There are four fundamental differences between how users interact with desktops and mobile devices. Companies must be aware of these differences, in order to tailor their uses of each appropriately.
1. Rate of Growth
U.S. smartphone engagement has grown from 131 billion total minutes to 442 billion (237%), while desktop experiences a 429 billion total minutes spent (7% increase). Total mobile activity including mobile browser usage recently eclipsed 60%, as desktop accounts for the remaining 40%. Mobile browser usage has been consistently leveling out, while mobile usage is on an exponential trend. Why? Even though it might not feel like it, cell phones and data plans are getting cheaper. Plus, the majority of cell phone owners have their phone on them 24/7. Personally, I get separation anxiety if my cell phone is more than 10 feet away from me. If you're over 35 or so years old you're probably thinking I'm crazy. Hate to break it to you, but us Millenniums and Boomlets see our smartphones as an extension of our hand. This, however, is not the case with desktops. I don't know too many people carrying their laptop around all day or having a full blown panic attack because their desktop computer is out of sight. Since most cell phone owners have their smartphone on them more often than a desktop, they are more inclined to use their phone - hence, the crazy amount of growth in cell phone use.
2. Activity & Use
Mobile users are on apps 85% of the internet time spent on their phones, while desktop users typically navigate through browsers and control panels. Mobile apps have gotten so advanced that you can perform the same tasks done on desktops, just through specified app platforms. You can hail a cab (Uber), stream music (Soundcloud), watch videos (YouTube), and so much more. However, the majority of mobile app engagement comes from Social Networking and Games and Radio while desktop usage is more tailored to Search and News. This validates that mobile devices are more heavily used for entertainment and communication while desktops are utilized for more "productive" work environments.
3. Advertising Maturity
Apps have not attracted the advertising dollars its audience warrants due to it's immaturity and physical space, in comparison to desktops. Like any emerging advertising medium, it takes time for the ad buying and selling infrastructure to develop. Desktops provide a lot more physical screen space for placing ads. A sidebar of advertising is not as intrusive on a desktop as one on a small 3x3 inch smartphone. This is where native advertising, which I wrote a recent blog on, could have a huge surge in use. Since there is limited room for strategically placed paid advertising on phone screens, companies can begin sponsoring ads in the form of articles on a mobile site. That way the ad consumes less screen space, and feels more authentic.
4. Conversion Rate
For a desktop, add to cart rate of 8.52% and actual sales conversion rate of 2.78% are higher than smartphones 4.7% and 0.8%, respectively. These are significant statistics, especially if you're an eCommerce business who is trying to implement a mobile site. Is it even worth it? Yes, it is. Why? Well these stats could begin to change in favor of mobile conversions with the recent creation of Apple Pay and various other mobile payment programs. Mobile sites are still a fairly new phenomenon, so it is very difficult to alter a customers behavior. To counteract this, mobile payment programs are insuring security of customers financial information, which is beginning to establish trust between customers and mobile pay. So, once customers become accustomed to using mobile pay as a regular transaction source, and realize the convenience, mobile purchases are projected to increase.

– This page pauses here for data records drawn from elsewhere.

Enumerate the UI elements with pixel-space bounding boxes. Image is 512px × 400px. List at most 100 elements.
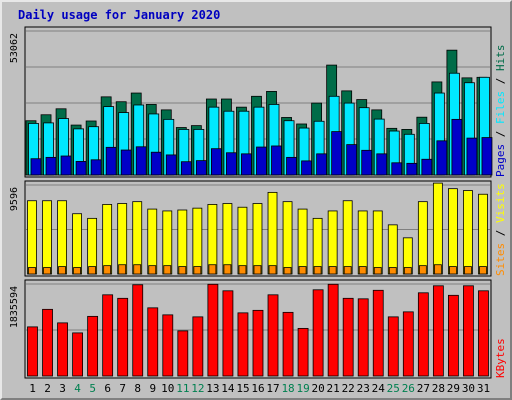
bar-pages-day-3 — [60, 155, 72, 176]
bar-pages-day-24 — [376, 153, 388, 176]
bar-kbytes-day-27 — [417, 292, 429, 377]
bar-visits-day-10 — [162, 210, 173, 275]
bar-sites-day-12 — [193, 266, 202, 275]
bar-kbytes-day-25 — [387, 316, 399, 377]
bar-sites-day-6 — [103, 265, 112, 275]
bar-pages-day-20 — [316, 153, 328, 176]
legend-sites: Sites — [494, 243, 507, 276]
bar-sites-day-27 — [418, 265, 427, 275]
bar-sites-day-5 — [88, 266, 97, 275]
legend-files: Files — [494, 91, 507, 124]
legend-separator: / — [494, 223, 507, 243]
bar-kbytes-day-26 — [402, 311, 414, 377]
x-tick-day-5: 5 — [89, 382, 96, 395]
bar-pages-day-23 — [361, 149, 373, 176]
bar-sites-day-8 — [133, 264, 142, 275]
bar-sites-day-13 — [208, 264, 217, 275]
x-tick-day-12: 12 — [191, 382, 204, 395]
bar-sites-day-18 — [283, 267, 292, 275]
x-tick-day-30: 30 — [462, 382, 475, 395]
bar-visits-day-6 — [102, 204, 113, 275]
bar-kbytes-day-3 — [57, 322, 68, 377]
bar-sites-day-7 — [118, 264, 127, 275]
bar-pages-day-26 — [406, 162, 418, 176]
bar-sites-day-14 — [223, 264, 232, 275]
bar-sites-day-19 — [298, 266, 307, 275]
x-tick-day-7: 7 — [119, 382, 126, 395]
x-tick-day-24: 24 — [372, 382, 386, 395]
bar-pages-day-13 — [210, 148, 222, 176]
bar-pages-day-22 — [346, 144, 358, 176]
x-tick-day-8: 8 — [134, 382, 141, 395]
bar-visits-day-18 — [282, 201, 293, 275]
bar-kbytes-day-22 — [342, 297, 354, 377]
bar-sites-day-20 — [313, 266, 322, 275]
x-tick-day-13: 13 — [206, 382, 219, 395]
bar-sites-day-21 — [328, 266, 337, 275]
bar-sites-day-3 — [58, 266, 66, 275]
bar-visits-day-15 — [237, 206, 248, 275]
bar-pages-day-11 — [180, 161, 192, 176]
bar-visits-day-17 — [267, 191, 278, 275]
bar-sites-day-2 — [43, 267, 51, 275]
bar-sites-day-1 — [28, 267, 36, 275]
x-tick-day-21: 21 — [327, 382, 340, 395]
bar-kbytes-day-24 — [372, 289, 384, 377]
x-tick-day-11: 11 — [176, 382, 189, 395]
bar-sites-day-31 — [479, 266, 487, 275]
bar-sites-day-26 — [403, 267, 412, 275]
bar-kbytes-day-1 — [27, 326, 38, 377]
bar-kbytes-day-8 — [132, 284, 144, 377]
bar-visits-day-5 — [87, 217, 98, 275]
legend-visits: Visits — [494, 183, 507, 223]
bar-visits-day-3 — [57, 200, 67, 275]
bar-visits-day-16 — [252, 203, 263, 275]
bar-kbytes-day-20 — [312, 289, 324, 377]
bar-kbytes-day-7 — [117, 297, 129, 377]
bar-kbytes-day-21 — [327, 283, 339, 377]
bar-kbytes-day-18 — [282, 311, 294, 377]
bar-visits-day-27 — [417, 201, 428, 275]
x-tick-day-15: 15 — [236, 382, 249, 395]
bar-pages-day-15 — [241, 153, 252, 176]
legend-separator: / — [494, 124, 507, 144]
bar-visits-day-13 — [207, 204, 218, 275]
bar-visits-day-21 — [327, 210, 338, 275]
bar-pages-day-31 — [481, 137, 493, 176]
bar-kbytes-day-16 — [252, 309, 264, 377]
bar-pages-day-1 — [30, 158, 42, 176]
x-tick-day-22: 22 — [342, 382, 355, 395]
panel-legend: KBytes — [494, 338, 507, 378]
x-tick-day-25: 25 — [387, 382, 400, 395]
x-tick-day-17: 17 — [266, 382, 279, 395]
bar-pages-day-25 — [391, 162, 403, 176]
x-tick-day-3: 3 — [59, 382, 66, 395]
panel-max-label: 9596 — [9, 187, 20, 211]
bar-kbytes-day-12 — [192, 316, 204, 377]
bar-kbytes-day-28 — [432, 285, 444, 377]
bar-kbytes-day-30 — [463, 285, 474, 377]
bar-pages-day-19 — [301, 160, 312, 176]
bar-kbytes-day-2 — [42, 308, 53, 377]
bar-kbytes-day-13 — [207, 283, 219, 377]
x-tick-day-19: 19 — [296, 382, 309, 395]
legend-separator: / — [494, 71, 507, 91]
bar-sites-day-4 — [73, 267, 81, 275]
bar-pages-day-9 — [150, 151, 162, 176]
bar-pages-day-30 — [466, 137, 478, 176]
panel-legend: Sites / Visits — [494, 183, 507, 276]
bar-sites-day-22 — [343, 266, 352, 275]
bar-kbytes-day-6 — [102, 294, 114, 377]
bar-sites-day-23 — [358, 266, 367, 275]
bar-pages-day-8 — [135, 146, 147, 176]
bar-sites-day-10 — [163, 265, 172, 275]
bar-sites-day-28 — [433, 264, 442, 275]
bar-kbytes-day-10 — [162, 314, 174, 377]
bar-visits-day-31 — [478, 193, 488, 275]
bar-visits-day-2 — [42, 200, 52, 275]
x-tick-day-6: 6 — [104, 382, 111, 395]
bar-visits-day-25 — [387, 224, 398, 275]
bar-sites-day-30 — [464, 266, 472, 275]
bar-pages-day-17 — [271, 145, 282, 176]
panel-max-label: 53062 — [9, 33, 20, 63]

Starbucks has effectively gotten over the mobile conversion hump, if you will. After the release of their app, customers now pay for a purchase using a smartphone 7 million times a week, accounting for 16% of total transactions. Now for the important part. How did Starbucks gain so much traction and success? The answer is rewards. Who doesn't love rewards? Due to these rewards, Starbucks has gotten customers accustomed to engaging with them via mobile devices. Starbucks's main reward program, My Starbucks Rewards, allows shoppers to earn special discounts and freebies from making a purchase via their app. Why does Starbucks care so much about increasing mobile purchases? First off, it generates loyalty among customers, and also provides a rich trove of data about their most loyal customers. This data can then be leveraged to shape marketing tactics, promotions, and even store locations. Pretty damn smart right?
The good news is, you can transform your business into a mobile marketing powerhouse as Starbucks has done. To replicate Starbucks' success, you must know what your customer wants out of your app (how, when, where, and why they are interacting with the app), design an attractive and user-friendly app, provide rewards for using the app, and constantly engage with your customers via the app. If you can master these four things, like Starbucks, your business will acquire immense benefits from the exponential growth of mobile marketing.